Notably absent, though is Canada, my home and one of the first countries in the world to legalize same-sex marriage. ( =( )


Events:

There are a number of events planned near me. As usual, the most active area around me seems to be the heart of Downtown Toronto. However, there are events in Chatham, London (Ontario), Windsor, Barrie, Thunder Bay, and just about the entire Golden Horseshoe, in Ontario. There are also events in Montreal, Vancouver, Calgary, and Quebec (the city), as well as internationally. For events near you, ask the oracle using terms like “Anti-Homophobia Day” or “Day Against Homophobia” and your area.


A Transgender Critique:

On the official website, the full name of the day is called “International Day Against Homophobia and Transphobia.” However, I struggled to find a single mention of Transphobia, other than in the Frequently Asked Questions section. The history of the movement, and how the movement is often described seems to make it about homophobia and prejudice towards people based on sexuality, not based on gender identity or gender expression. I feel like the addition of the word Transphobia serves to try to make the movement sound more inclusive than it actually is.

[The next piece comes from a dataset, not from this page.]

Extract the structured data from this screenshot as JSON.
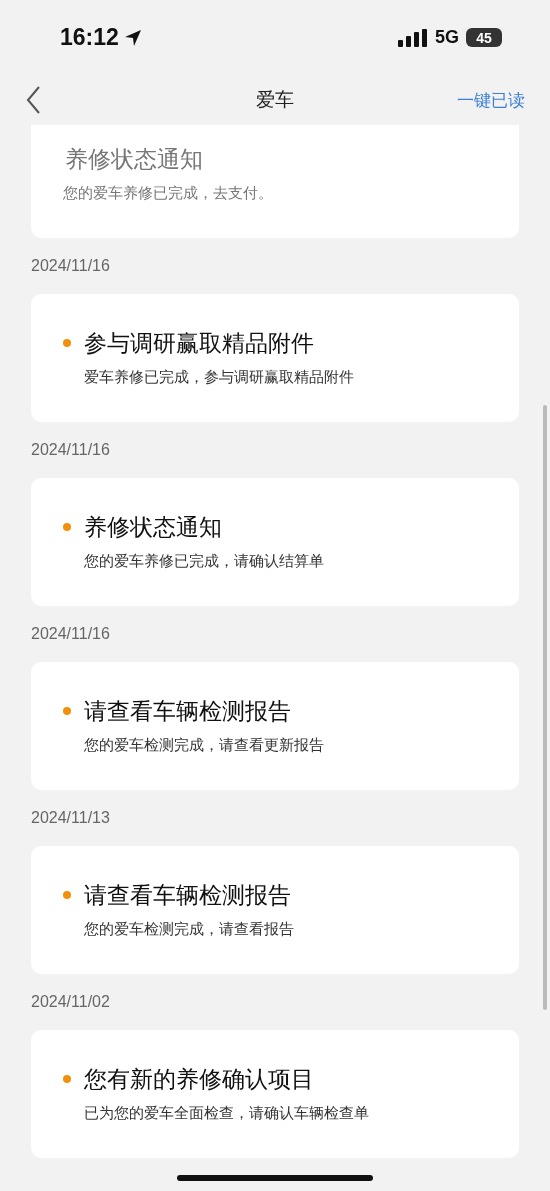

I actually wonder if this addition was mostly to do with the critique that the Gay (GL and sometimes B) communities don’t actually include gender identity or expression. I think that is notable for those that are heading this movement to recognize this; however, I feel like this is only superficial. And I feel this way because of the lack of mention on the official site. I feel that if the movement genuinely wanted to address the issue of Transphobia, there would be some mention, some reference to more knowledgeable projects dealing with Transphobia, like Remembering our Dead or Transgender Europe’s Murder Monitor project.

So, until I feel that Transgender people are truthfully and earnestly included in this day, I will continue calling it the International Day Against Homophobia, as the day was originally coined.